There was a trend towards statistical significance of GAD, becoming worse in the second and third trimesters. Kang et al.30 found that anemia, pregnancy-induced hypertension, and family discord were related to antenatal anxiety. In a study from South Africa,29 history of mental health problems, multi-gravidity, food insecurity, unwanted pregnancies, life-threatening events, and pregnancy loss was associated with antenatal anxiety. They also found that better social support mitigated the impact of other factors. In this study, we found that anxiety was related to pressure for a male child and perceived social support but not past obstetric history.
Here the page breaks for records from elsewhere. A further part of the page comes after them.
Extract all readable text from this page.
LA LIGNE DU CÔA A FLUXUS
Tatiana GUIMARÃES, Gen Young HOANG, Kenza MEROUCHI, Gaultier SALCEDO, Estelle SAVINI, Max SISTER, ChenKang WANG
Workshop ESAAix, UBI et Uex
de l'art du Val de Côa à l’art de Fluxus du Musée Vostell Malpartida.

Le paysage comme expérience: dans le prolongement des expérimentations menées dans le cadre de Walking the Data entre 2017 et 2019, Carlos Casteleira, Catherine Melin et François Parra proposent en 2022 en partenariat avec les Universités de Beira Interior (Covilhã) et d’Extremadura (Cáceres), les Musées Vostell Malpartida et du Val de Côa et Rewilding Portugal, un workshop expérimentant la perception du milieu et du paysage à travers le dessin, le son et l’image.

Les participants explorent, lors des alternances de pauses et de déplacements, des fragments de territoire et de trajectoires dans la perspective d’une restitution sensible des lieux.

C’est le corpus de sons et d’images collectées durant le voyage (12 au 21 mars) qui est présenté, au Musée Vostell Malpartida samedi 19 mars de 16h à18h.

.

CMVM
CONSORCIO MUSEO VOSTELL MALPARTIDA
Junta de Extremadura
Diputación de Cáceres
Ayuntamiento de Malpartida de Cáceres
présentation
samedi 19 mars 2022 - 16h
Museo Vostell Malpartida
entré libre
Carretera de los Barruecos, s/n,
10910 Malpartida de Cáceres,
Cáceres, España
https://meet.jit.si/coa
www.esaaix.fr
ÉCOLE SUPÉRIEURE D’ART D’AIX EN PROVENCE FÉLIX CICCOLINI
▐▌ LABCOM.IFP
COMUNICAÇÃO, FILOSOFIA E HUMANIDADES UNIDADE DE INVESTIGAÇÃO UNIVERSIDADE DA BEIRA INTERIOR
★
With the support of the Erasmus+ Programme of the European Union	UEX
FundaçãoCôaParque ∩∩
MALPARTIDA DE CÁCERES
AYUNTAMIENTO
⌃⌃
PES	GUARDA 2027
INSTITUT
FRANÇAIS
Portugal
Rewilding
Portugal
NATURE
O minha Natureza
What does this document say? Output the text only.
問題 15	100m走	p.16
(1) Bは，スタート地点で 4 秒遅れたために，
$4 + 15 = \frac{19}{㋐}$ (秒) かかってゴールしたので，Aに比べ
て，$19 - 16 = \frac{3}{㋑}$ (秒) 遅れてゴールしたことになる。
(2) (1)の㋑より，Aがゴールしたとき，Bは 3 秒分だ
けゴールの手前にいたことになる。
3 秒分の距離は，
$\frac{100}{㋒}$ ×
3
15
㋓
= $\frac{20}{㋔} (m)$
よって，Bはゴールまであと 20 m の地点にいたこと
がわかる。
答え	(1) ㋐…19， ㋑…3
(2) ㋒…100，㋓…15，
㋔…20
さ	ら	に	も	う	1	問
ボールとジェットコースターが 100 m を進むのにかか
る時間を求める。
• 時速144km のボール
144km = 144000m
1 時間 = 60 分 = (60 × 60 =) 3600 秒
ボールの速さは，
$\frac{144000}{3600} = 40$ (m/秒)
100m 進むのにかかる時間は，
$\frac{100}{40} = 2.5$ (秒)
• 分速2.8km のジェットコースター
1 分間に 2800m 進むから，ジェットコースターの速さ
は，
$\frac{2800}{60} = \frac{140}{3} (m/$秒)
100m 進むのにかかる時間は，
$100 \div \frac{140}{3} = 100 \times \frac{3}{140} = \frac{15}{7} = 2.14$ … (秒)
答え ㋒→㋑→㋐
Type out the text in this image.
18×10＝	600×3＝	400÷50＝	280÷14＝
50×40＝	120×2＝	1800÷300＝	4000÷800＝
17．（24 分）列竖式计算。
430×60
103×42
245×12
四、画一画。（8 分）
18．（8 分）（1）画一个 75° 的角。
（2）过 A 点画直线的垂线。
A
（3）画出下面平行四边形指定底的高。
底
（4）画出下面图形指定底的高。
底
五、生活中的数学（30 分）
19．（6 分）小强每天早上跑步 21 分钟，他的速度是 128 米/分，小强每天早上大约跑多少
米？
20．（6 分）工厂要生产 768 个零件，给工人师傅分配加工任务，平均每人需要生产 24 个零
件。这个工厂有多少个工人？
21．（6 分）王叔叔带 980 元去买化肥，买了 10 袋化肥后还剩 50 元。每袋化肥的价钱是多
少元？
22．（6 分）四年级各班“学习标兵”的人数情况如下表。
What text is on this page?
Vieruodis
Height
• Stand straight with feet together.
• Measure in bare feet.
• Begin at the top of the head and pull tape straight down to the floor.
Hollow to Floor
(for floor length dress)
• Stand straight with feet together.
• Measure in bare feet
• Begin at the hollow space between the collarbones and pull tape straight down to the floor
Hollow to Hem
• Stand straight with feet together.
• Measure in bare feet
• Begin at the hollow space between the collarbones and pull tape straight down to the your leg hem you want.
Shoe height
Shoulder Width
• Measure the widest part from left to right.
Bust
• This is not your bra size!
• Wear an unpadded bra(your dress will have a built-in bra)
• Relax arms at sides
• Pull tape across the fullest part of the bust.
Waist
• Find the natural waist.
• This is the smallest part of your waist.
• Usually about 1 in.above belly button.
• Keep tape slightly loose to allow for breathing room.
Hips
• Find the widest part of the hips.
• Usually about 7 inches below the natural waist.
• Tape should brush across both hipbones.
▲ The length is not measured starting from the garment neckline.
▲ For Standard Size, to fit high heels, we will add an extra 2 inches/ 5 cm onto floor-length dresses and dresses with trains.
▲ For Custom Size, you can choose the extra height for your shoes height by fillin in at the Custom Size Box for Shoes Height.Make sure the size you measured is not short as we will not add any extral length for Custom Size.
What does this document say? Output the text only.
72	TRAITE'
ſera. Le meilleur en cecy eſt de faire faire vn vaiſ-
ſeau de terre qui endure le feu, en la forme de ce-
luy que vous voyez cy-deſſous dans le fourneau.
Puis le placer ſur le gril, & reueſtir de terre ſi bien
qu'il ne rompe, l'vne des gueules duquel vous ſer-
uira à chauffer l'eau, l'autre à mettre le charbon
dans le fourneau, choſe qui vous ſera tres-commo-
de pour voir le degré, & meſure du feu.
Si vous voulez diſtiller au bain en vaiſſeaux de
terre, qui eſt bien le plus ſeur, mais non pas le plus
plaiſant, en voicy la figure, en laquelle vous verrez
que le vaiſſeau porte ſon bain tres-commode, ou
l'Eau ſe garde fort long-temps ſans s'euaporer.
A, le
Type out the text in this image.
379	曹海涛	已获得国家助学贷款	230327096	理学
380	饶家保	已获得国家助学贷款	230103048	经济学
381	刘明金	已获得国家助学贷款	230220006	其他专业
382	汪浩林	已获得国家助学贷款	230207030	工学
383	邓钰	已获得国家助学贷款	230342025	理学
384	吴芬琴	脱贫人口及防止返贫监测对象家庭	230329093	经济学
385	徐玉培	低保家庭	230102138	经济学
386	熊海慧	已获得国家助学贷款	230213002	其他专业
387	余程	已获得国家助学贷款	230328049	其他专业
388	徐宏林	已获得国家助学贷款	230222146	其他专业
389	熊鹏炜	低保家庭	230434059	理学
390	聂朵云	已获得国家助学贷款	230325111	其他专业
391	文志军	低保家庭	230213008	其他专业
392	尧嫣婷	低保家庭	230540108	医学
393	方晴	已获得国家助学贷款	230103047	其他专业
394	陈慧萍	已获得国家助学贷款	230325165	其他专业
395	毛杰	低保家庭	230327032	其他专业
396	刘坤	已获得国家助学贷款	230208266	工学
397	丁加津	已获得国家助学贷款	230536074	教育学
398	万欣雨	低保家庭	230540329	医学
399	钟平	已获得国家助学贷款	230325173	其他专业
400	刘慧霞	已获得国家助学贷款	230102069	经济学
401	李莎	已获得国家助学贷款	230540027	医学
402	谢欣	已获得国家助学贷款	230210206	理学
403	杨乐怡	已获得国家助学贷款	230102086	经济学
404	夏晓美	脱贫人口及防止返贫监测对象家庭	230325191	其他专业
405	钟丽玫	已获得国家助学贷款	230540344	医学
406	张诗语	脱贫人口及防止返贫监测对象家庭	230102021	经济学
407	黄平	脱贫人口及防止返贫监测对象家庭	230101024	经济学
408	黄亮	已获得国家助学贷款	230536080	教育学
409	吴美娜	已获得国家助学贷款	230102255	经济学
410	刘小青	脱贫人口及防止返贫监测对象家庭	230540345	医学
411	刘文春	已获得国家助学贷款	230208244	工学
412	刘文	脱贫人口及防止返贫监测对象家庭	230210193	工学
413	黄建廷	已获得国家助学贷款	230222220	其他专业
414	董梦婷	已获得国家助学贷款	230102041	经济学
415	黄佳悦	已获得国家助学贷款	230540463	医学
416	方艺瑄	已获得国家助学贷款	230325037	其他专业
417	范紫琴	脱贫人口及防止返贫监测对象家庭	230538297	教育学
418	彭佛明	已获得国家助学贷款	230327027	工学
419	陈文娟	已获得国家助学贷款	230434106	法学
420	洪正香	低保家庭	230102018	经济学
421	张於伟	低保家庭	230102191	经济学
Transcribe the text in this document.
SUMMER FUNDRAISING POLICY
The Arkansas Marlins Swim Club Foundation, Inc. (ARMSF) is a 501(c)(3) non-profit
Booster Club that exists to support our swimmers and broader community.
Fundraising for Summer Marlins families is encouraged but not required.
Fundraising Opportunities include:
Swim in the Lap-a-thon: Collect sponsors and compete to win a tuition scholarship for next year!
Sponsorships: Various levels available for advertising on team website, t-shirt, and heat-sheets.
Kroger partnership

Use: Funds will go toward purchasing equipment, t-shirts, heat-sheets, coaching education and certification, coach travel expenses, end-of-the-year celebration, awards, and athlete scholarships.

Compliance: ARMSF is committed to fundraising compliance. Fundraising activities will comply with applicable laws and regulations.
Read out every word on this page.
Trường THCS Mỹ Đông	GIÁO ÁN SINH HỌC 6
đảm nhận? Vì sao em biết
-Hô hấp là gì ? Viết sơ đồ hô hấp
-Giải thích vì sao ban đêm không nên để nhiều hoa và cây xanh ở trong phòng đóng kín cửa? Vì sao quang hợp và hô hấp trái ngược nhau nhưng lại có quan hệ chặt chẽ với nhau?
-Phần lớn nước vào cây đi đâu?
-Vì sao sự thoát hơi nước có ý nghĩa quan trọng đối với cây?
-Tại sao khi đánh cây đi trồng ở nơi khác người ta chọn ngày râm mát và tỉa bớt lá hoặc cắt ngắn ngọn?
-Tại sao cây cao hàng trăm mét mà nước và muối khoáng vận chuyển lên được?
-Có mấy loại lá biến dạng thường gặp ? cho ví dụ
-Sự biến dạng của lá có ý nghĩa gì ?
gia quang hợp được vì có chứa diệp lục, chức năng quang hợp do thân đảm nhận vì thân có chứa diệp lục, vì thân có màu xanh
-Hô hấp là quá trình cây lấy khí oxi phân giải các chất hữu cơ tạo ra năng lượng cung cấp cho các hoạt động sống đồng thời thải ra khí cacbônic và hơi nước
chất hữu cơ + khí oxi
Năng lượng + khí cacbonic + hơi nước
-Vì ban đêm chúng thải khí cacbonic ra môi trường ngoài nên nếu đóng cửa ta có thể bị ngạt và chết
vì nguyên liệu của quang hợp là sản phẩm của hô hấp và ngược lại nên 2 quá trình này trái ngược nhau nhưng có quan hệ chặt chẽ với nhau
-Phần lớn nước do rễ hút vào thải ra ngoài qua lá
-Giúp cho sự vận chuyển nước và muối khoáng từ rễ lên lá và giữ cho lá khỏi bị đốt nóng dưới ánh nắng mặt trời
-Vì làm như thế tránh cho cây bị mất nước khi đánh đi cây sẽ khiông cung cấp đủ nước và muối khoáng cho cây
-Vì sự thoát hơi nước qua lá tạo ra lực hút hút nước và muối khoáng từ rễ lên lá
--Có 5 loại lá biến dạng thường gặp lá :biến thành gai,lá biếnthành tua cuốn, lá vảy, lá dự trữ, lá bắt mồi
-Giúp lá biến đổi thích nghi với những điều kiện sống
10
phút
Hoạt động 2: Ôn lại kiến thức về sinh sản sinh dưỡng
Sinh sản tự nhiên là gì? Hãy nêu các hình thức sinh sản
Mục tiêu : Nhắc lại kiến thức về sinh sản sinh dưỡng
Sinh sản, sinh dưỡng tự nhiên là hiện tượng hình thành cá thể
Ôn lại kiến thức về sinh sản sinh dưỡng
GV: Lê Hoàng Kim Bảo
The screening process in our study helped identify 66 women out of 207, who were offered psychological interventions, which highlighted the importance of screening antenatal women for mental health conditions.
Limitations
We relied on a self-report instrument, and it is possible that the patients under-reported their symptoms. This also raises some concerns about the accuracy of the self-reported symptoms due to a lack of collateral information. The study design was cross-sectional, and we do not have a sense of the longitudinal course. Though we asked the subjects if they had any co-morbid medical conditions at the time of screening, no formal medical tests were conducted.
Conclusion
Antenatal depression and anxiety are common and often not diagnosed. Screening for perinatal depression and culturally sensitive evidence-based treatment are likely to positively impact on the maternal well-being and child development. Both depression and GAD
in antenatal women seem related closely to social factors. Hence, prevention and treatment approaches should include culturally appropriate psycho-social interventions integrated with existing evidence-based mental health treatments.
Declaration of Conflicting Interests
The authors declared no potential conflicts of interest with respect to the research, authorship, and/or publication of this article.
Funding
The authors received no financial support for the research, authorship, and/or publication of this article.